Tom Karako
Electromagnetic spectrum is a scarce national resource with significant implications for national security and economic growth. The S-band, spanning from 2–4 gigahertz (GHz), is a crucial frequency for air and missile defense radar. Over the years, large portions of what were previously military bandwidths have been auctioned off. Some telecommunication associations and Chinese-dominated international telecom bodies are now pressing the Federal Communications Commission (FCC) to auction off the low-3 range of the S-band.
The low 3 S-band (3.10–3.45 GHz) is one area that has been preserved for military use alone, and for good reason. For air and missile defense, the S-band is a Goldilocks zone within the electromagnetic spectrum: low enough to propagate freely through rain and other forms of weather, and high enough to accurately classify and track inbound missiles, drones, and aircraft. Preserving continuous and incumbent military use of the low-3 S-band is necessary for the operation of numerous defense assets, including the Golden Dome initiative. The risks of an S-band auction have been widely recognized by congressional, military, and senior defense officials across both the Biden and Trump administrations.
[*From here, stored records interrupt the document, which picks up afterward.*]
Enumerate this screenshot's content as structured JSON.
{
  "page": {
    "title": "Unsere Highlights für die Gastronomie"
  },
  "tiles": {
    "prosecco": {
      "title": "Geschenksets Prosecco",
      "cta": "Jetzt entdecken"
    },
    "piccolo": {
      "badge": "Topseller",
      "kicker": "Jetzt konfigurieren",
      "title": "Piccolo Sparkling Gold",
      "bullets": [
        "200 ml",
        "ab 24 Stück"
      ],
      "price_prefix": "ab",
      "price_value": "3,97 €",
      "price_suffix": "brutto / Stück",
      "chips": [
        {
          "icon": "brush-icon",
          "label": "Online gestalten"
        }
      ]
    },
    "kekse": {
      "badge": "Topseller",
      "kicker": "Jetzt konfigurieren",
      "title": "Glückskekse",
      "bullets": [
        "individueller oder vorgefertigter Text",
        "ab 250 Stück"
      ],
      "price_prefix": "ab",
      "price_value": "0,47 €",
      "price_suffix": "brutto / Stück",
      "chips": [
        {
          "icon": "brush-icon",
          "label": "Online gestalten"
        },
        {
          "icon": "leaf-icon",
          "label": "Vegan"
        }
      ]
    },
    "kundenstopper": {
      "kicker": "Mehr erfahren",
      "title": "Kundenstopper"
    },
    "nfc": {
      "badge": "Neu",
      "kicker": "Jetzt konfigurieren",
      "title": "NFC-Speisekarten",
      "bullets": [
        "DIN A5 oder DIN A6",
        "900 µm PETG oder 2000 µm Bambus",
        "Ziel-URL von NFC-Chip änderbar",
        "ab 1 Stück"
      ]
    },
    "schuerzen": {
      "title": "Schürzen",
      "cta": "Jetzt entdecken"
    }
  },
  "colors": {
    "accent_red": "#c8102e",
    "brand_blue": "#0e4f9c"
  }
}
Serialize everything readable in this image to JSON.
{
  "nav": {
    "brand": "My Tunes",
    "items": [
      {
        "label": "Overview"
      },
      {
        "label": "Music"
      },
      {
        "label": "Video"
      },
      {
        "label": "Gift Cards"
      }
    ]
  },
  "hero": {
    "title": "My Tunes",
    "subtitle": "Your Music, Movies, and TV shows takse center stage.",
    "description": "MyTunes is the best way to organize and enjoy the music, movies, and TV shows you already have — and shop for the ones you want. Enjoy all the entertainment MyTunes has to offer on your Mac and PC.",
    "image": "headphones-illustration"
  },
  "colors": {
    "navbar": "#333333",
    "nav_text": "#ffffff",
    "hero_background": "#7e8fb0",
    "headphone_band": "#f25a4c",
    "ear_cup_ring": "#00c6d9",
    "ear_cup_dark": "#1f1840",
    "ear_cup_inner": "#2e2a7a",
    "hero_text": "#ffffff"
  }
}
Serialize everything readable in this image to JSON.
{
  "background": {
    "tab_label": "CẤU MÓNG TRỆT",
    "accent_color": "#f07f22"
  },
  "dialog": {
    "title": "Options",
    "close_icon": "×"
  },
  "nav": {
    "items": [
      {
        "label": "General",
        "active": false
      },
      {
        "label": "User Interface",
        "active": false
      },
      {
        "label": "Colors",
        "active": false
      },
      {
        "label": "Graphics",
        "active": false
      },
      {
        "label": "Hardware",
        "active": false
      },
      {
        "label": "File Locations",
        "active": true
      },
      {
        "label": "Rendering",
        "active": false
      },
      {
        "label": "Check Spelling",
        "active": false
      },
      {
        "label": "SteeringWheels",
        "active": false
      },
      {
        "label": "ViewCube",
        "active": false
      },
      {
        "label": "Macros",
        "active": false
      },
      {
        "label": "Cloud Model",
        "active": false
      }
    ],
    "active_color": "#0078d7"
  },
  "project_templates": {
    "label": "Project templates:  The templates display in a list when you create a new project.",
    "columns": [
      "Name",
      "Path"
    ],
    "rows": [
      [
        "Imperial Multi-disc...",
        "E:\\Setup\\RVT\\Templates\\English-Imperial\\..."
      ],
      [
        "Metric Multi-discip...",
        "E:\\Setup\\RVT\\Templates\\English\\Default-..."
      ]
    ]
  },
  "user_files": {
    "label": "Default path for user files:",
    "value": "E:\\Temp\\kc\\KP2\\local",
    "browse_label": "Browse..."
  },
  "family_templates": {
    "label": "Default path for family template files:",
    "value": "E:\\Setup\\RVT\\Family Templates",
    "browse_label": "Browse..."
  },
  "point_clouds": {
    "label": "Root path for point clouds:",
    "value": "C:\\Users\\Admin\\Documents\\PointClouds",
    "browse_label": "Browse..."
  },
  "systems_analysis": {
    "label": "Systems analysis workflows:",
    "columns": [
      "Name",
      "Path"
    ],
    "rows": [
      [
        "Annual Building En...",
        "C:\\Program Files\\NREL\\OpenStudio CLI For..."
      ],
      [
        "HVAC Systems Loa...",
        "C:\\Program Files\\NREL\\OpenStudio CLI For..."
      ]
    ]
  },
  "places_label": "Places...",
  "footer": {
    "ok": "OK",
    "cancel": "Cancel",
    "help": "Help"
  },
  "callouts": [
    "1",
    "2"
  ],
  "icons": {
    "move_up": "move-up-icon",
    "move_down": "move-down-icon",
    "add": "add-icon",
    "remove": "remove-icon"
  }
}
Similar issues apply to space and intelligence applications in the 7-8 GHz band.
Advocates of selling the low-3 have proposed transitioning military radars out of the S-band at the cost of hundreds of billions of dollars, years of delay, new layers of bureaucratic procedures, and the disruption of decades of intelligence gathering about how missiles appear to radars operating in the S-band. Auctioning off the low-3 S-band spectrum is a bad idea.
Civilian use of this bandwidth for 5G would disrupt the operation of critical U.S. air and missile defense radars, including the Navy’s Aegis SPY family, the Army’s TPQ-53, the Marine Corps’ Ground/Air Task-Oriented Radar, and the Space Force’s Long Range Discrimination Radar. High-power radars that must track faint missile signatures thousands of miles away would be adversely affected by ambient noise from telecom use. Notably, China does not permit outdoor commercial use of the low-3. Those countries that do allow it degrade the ability of S-band radars to operate in their defense.